For Las Vegas dispensaries or Las Vegas cannabis testing facilities, along with the rest of Nevada and other states where the cannabis industry is now playing a major roll in their economy, solving the cannabis banking problems are a must. Hopes are high that The STATES Act recently introduced to Congress will be that solution. While the new bill does not legalize cannabis nationally, it would legalize cannabis financial proceeds in states that have legalized the plant opening the door to more merchant service accounts and providing more alternatives for companies to store their funds rather than cash.
The current status of cannabis banking is that the most credible financial institutions around the country are more than reluctant to open accounts for cannabis companies in fear the federal government will perceive it as money laundering since cannabis is a Schedule 1 substance making it as illegal of a substance could be here in the United States. Some credit unions and state sponsored banks have permitted cannabis companies to open accounts, but they have been inconsistent leaving most cannabis companies that ever touch the plant forced to work exclusively on a cash basis. The STATES Act should make many more banks comfortable but it may not be a cure all. Nicole Howell Neubert, a cannabis attorney in California said in an interview, “Most financial institutions will be looking for even more affirmative direction from (Washington) to feel comfortable with banking cannabis companies.”
Financial institutions are highly regulated and must stay compliant at all times. Working with a cannabis company under the protections of The STATES Act may make them more comfortable but it will still involve more work on their part to stay compliant than traditional business accounts which means higher costs of doing business. It ends up being a matter of math whether the bank sees the costs worth working with a cannabis company. The STATES Act allows states to still maintain the illegal status of cannabis and banks in those states that elect not to legalize marijuana are likely to remain reluctant to do business with cannabis companies
The Bank Secrecy Act requires that banks know their customers well enough to ensure they are not engaging in money laundering, said Julie A. Hill, a professor at the University of Alabama School of Law. “This likely means that a bank accepting marijuana money would have to do enough research to know that their customers are complying with state law regarding the sale of marijuana,” Hill said. “The bank would likely have to confirm that the marijuana is not sold to minors or sold for transport to states where it is illegal.”

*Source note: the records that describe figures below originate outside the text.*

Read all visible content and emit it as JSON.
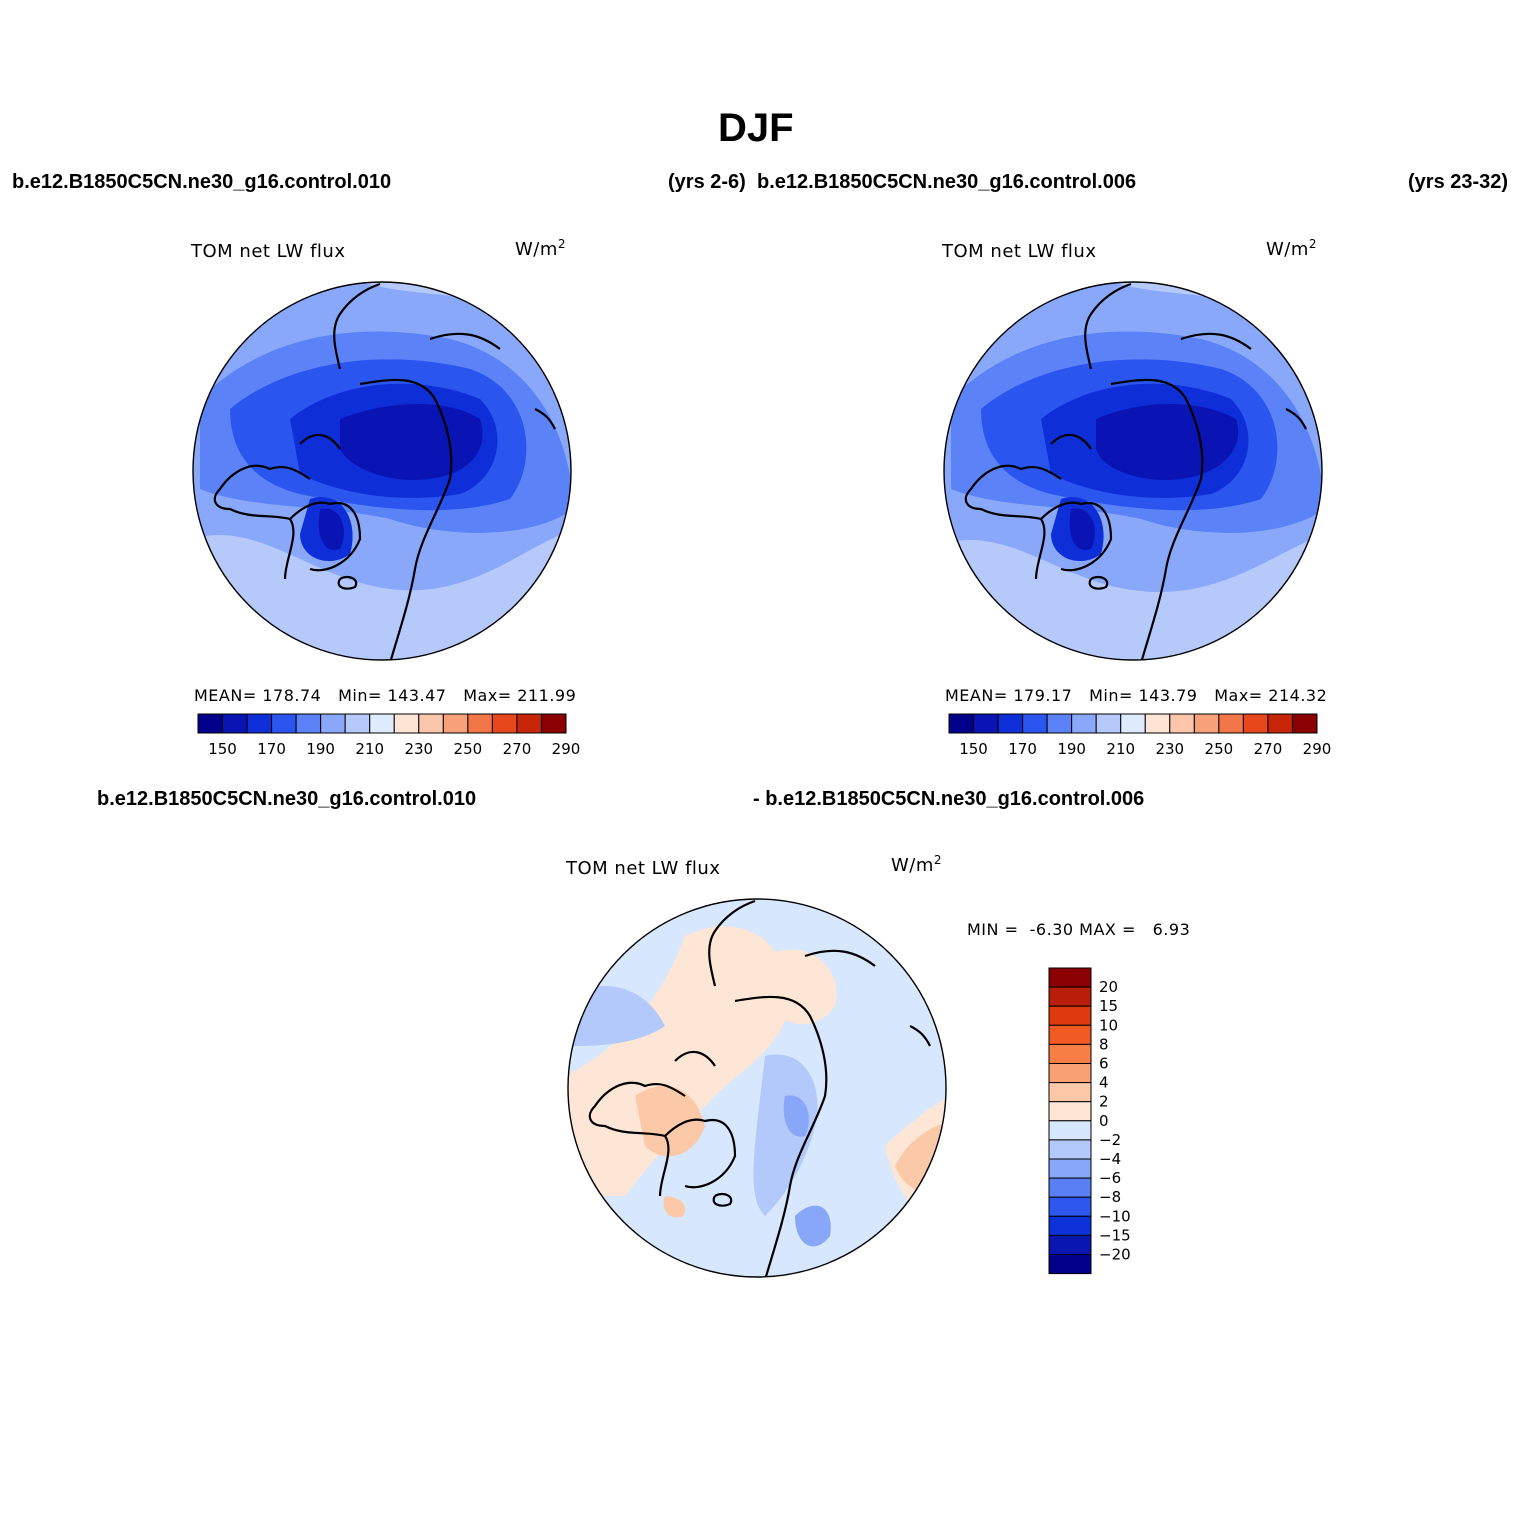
{
  "figure": {
    "season_title": "DJF",
    "case_top_left": "b.e12.B1850C5CN.ne30_g16.control.010",
    "yrs_top_left": "(yrs 2-6)",
    "case_top_right": "b.e12.B1850C5CN.ne30_g16.control.006",
    "yrs_top_right": "(yrs 23-32)",
    "diff_case_a": "b.e12.B1850C5CN.ne30_g16.control.010",
    "diff_case_b": "- b.e12.B1850C5CN.ne30_g16.control.006"
  },
  "panels": [
    {
      "id": "case-010",
      "variable": "TOM net LW flux",
      "units": "W/m",
      "units_exp": "2",
      "stats": {
        "mean_label": "MEAN=",
        "mean": "178.74",
        "min_label": "Min=",
        "min": "143.47",
        "max_label": "Max=",
        "max": "211.99"
      }
    },
    {
      "id": "case-006",
      "variable": "TOM net LW flux",
      "units": "W/m",
      "units_exp": "2",
      "stats": {
        "mean_label": "MEAN=",
        "mean": "179.17",
        "min_label": "Min=",
        "min": "143.79",
        "max_label": "Max=",
        "max": "214.32"
      }
    },
    {
      "id": "difference",
      "variable": "TOM net LW flux",
      "units": "W/m",
      "units_exp": "2",
      "stats": {
        "min_label": "MIN =",
        "min": "-6.30",
        "max_label": "MAX =",
        "max": "6.93"
      }
    }
  ],
  "colorbar_abs": {
    "colors": [
      "#00008b",
      "#0a14b4",
      "#0e2fd8",
      "#2a55ef",
      "#5b82f6",
      "#8aa8f9",
      "#b6c9fb",
      "#deebfd",
      "#fde4d4",
      "#fbc6ab",
      "#f7a07a",
      "#f27647",
      "#e8471c",
      "#c72508",
      "#8b0000"
    ],
    "tick_labels": [
      "150",
      "170",
      "190",
      "210",
      "230",
      "250",
      "270",
      "290"
    ]
  },
  "colorbar_diff": {
    "colors": [
      "#8b0000",
      "#b81e0a",
      "#dd3a0e",
      "#f25a23",
      "#f77e45",
      "#f9a173",
      "#fbc8a8",
      "#fde6d6",
      "#d7e7fd",
      "#b3c8fb",
      "#89a7f9",
      "#5a80f6",
      "#2d57ee",
      "#0d32da",
      "#0a16b0",
      "#00008b"
    ],
    "tick_labels": [
      "20",
      "15",
      "10",
      "8",
      "6",
      "4",
      "2",
      "0",
      "−2",
      "−4",
      "−6",
      "−8",
      "−10",
      "−15",
      "−20"
    ]
  }
}
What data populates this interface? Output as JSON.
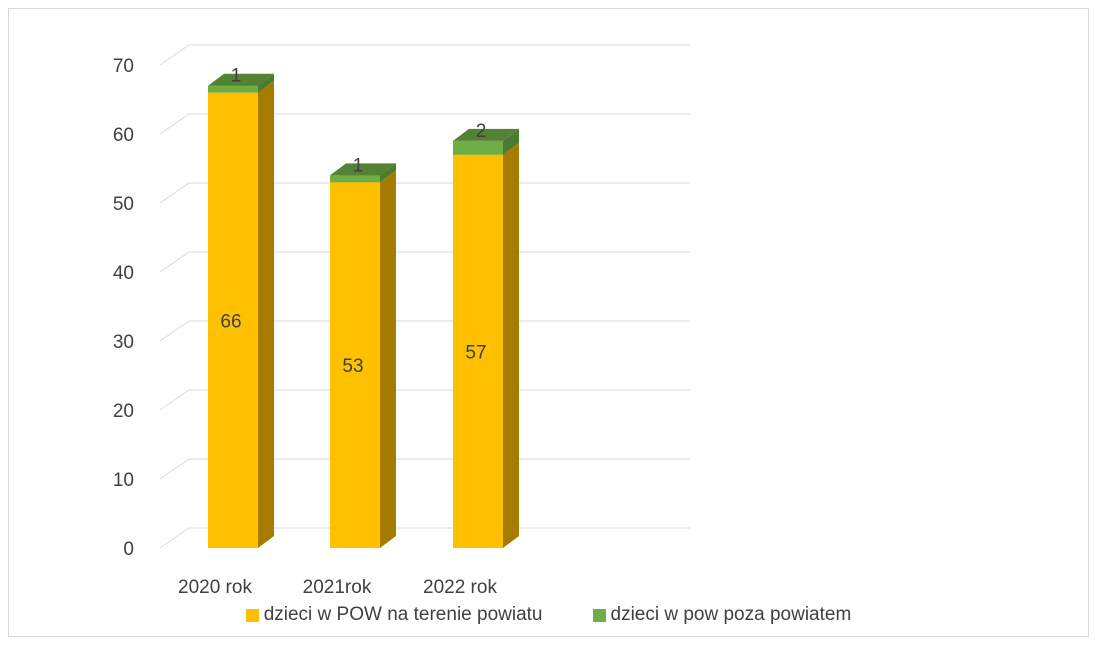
{
  "chart_data": {
    "type": "bar",
    "stacked": true,
    "three_d": true,
    "categories": [
      "2020 rok",
      "2021rok",
      "2022 rok"
    ],
    "series": [
      {
        "name": "dzieci w POW na terenie powiatu",
        "values": [
          66,
          53,
          57
        ],
        "color": "#FFC000",
        "side_color": "#A67C00",
        "top_color": "#D9A300"
      },
      {
        "name": "dzieci w pow poza powiatem",
        "values": [
          1,
          1,
          2
        ],
        "color": "#70AD47",
        "side_color": "#4C7A30",
        "top_color": "#548235"
      }
    ],
    "yticks": [
      0,
      10,
      20,
      30,
      40,
      50,
      60,
      70
    ],
    "ylim": [
      0,
      70
    ],
    "grid": true,
    "legend_position": "bottom"
  }
}
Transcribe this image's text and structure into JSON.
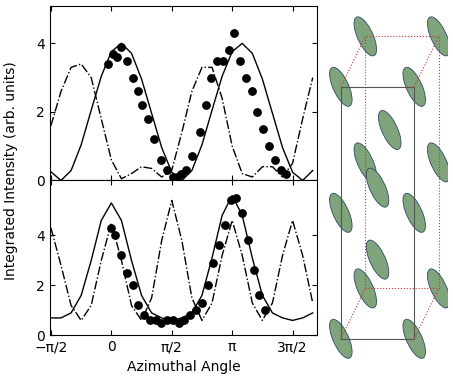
{
  "chart_data": [
    {
      "type": "line",
      "y_label": "Integrated Intensity (arb. units)",
      "xlim": [
        -1.6,
        5.35
      ],
      "ylim": [
        0,
        5.1
      ],
      "xticks": [
        {
          "value": -1.5708,
          "label": "−π/2"
        },
        0,
        {
          "value": 1.5708,
          "label": "π/2"
        },
        {
          "value": 3.1416,
          "label": "π"
        },
        {
          "value": 4.7124,
          "label": "3π/2"
        }
      ],
      "yticks": [
        0,
        2,
        4
      ],
      "tick_labels": "y",
      "series": [
        {
          "type": "scatter",
          "marker": "o",
          "color": "#000000",
          "x": [
            -0.1,
            0.05,
            0.15,
            0.25,
            0.4,
            0.55,
            0.7,
            0.8,
            0.95,
            1.1,
            1.3,
            1.45,
            1.6,
            1.7,
            1.8,
            1.95,
            2.1,
            2.3,
            2.45,
            2.6,
            2.75,
            2.9,
            3.05,
            3.2,
            3.35,
            3.5,
            3.65,
            3.8,
            3.95,
            4.1,
            4.25,
            4.4,
            4.55
          ],
          "values": [
            3.4,
            3.7,
            3.6,
            3.9,
            3.5,
            3.0,
            2.6,
            2.2,
            1.8,
            1.2,
            0.6,
            0.3,
            0.1,
            0.1,
            0.2,
            0.3,
            0.7,
            1.4,
            2.2,
            3.0,
            3.5,
            3.5,
            3.8,
            4.3,
            3.5,
            3.0,
            2.6,
            2.0,
            1.5,
            1.0,
            0.6,
            0.3,
            0.2
          ]
        },
        {
          "type": "line",
          "line_style": "solid",
          "color": "#000000",
          "x": [
            -1.571,
            -1.309,
            -1.047,
            -0.785,
            -0.524,
            -0.262,
            0,
            0.262,
            0.524,
            0.785,
            1.047,
            1.309,
            1.571,
            1.833,
            2.094,
            2.356,
            2.618,
            2.88,
            3.142,
            3.403,
            3.665,
            3.927,
            4.189,
            4.451,
            4.712,
            4.974,
            5.236
          ],
          "values": [
            0.25,
            0.0,
            0.29,
            1.04,
            2.05,
            3.04,
            3.76,
            4.0,
            3.71,
            2.96,
            1.96,
            0.96,
            0.24,
            0.0,
            0.29,
            1.04,
            2.05,
            3.04,
            3.76,
            4.0,
            3.71,
            2.96,
            1.96,
            0.96,
            0.24,
            0.0,
            0.29
          ]
        },
        {
          "type": "line",
          "line_style": "dashdot",
          "color": "#000000",
          "x": [
            -1.571,
            -1.309,
            -1.047,
            -0.785,
            -0.524,
            -0.262,
            0,
            0.262,
            0.524,
            0.785,
            1.047,
            1.309,
            1.571,
            1.833,
            2.094,
            2.356,
            2.618,
            2.88,
            3.142,
            3.403,
            3.665,
            3.927,
            4.189,
            4.451,
            4.712,
            4.974,
            5.236
          ],
          "values": [
            1.6,
            2.6,
            3.3,
            3.4,
            3.0,
            1.8,
            0.6,
            0.05,
            0.2,
            0.4,
            0.35,
            0.1,
            0.3,
            1.4,
            2.6,
            3.3,
            3.3,
            2.4,
            1.0,
            0.2,
            0.1,
            0.4,
            0.4,
            0.1,
            0.5,
            1.8,
            3.0
          ]
        }
      ]
    },
    {
      "type": "line",
      "x_label": "Azimuthal Angle",
      "xlim": [
        -1.6,
        5.35
      ],
      "ylim": [
        0,
        6.2
      ],
      "xticks": [
        {
          "value": -1.5708,
          "label": "−π/2"
        },
        0,
        {
          "value": 1.5708,
          "label": "π/2"
        },
        {
          "value": 3.1416,
          "label": "π"
        },
        {
          "value": 4.7124,
          "label": "3π/2"
        }
      ],
      "yticks": [
        0,
        2,
        4
      ],
      "series": [
        {
          "type": "scatter",
          "marker": "o",
          "color": "#000000",
          "x": [
            0,
            0.1,
            0.25,
            0.4,
            0.55,
            0.7,
            0.85,
            1.0,
            1.15,
            1.3,
            1.45,
            1.6,
            1.75,
            1.9,
            2.05,
            2.2,
            2.35,
            2.5,
            2.65,
            2.8,
            2.95,
            3.1,
            3.25,
            3.4,
            3.55,
            3.7,
            3.85,
            4.0
          ],
          "values": [
            4.3,
            4.0,
            3.2,
            2.5,
            2.0,
            1.2,
            0.8,
            0.6,
            0.6,
            0.5,
            0.6,
            0.6,
            0.5,
            0.6,
            0.8,
            1.0,
            1.3,
            2.0,
            2.9,
            3.6,
            4.4,
            5.4,
            5.5,
            4.9,
            3.8,
            2.6,
            1.6,
            1.0
          ]
        },
        {
          "type": "line",
          "line_style": "solid",
          "color": "#000000",
          "x": [
            -1.571,
            -1.309,
            -1.047,
            -0.785,
            -0.524,
            -0.262,
            0,
            0.262,
            0.524,
            0.785,
            1.047,
            1.309,
            1.571,
            1.833,
            2.094,
            2.356,
            2.618,
            2.88,
            3.142,
            3.403,
            3.665,
            3.927,
            4.189,
            4.451,
            4.712,
            4.974,
            5.236
          ],
          "values": [
            0.7,
            0.7,
            0.9,
            1.6,
            3.0,
            4.6,
            5.3,
            4.6,
            3.0,
            1.6,
            0.9,
            0.7,
            0.6,
            0.7,
            0.9,
            1.6,
            3.1,
            4.8,
            5.6,
            4.8,
            3.1,
            1.6,
            0.9,
            0.7,
            0.6,
            0.7,
            0.9
          ]
        },
        {
          "type": "line",
          "line_style": "dashdot",
          "color": "#000000",
          "x": [
            -1.571,
            -1.309,
            -1.047,
            -0.785,
            -0.524,
            -0.262,
            0,
            0.262,
            0.524,
            0.785,
            1.047,
            1.309,
            1.571,
            1.833,
            2.094,
            2.356,
            2.618,
            2.88,
            3.142,
            3.403,
            3.665,
            3.927,
            4.189,
            4.451,
            4.712,
            4.974,
            5.236
          ],
          "values": [
            4.3,
            2.8,
            1.2,
            0.6,
            1.2,
            3.0,
            4.5,
            3.0,
            1.2,
            0.6,
            1.5,
            3.8,
            5.4,
            3.8,
            1.5,
            0.6,
            1.3,
            3.2,
            4.6,
            3.2,
            1.3,
            0.6,
            1.3,
            3.2,
            4.6,
            3.2,
            1.3
          ]
        }
      ]
    }
  ]
}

“I don’t imagine the … financial institution would take that risk to take in funds from a business considered illegal in that state,” said Beth Mills of the Western Bankers Association.
Regardless of whether The STATES Act would solve all cannabis banking problems if it manages to pass through Congress and the President was to sign off on it, cannabis companies would likely still see a lot of financial relief by its passage. Not only would credible banks likely start doing business with them, but it would also remove the 280E tax code which prevents cannabis companies from writing off normal business expenses adding a massive cost to their business.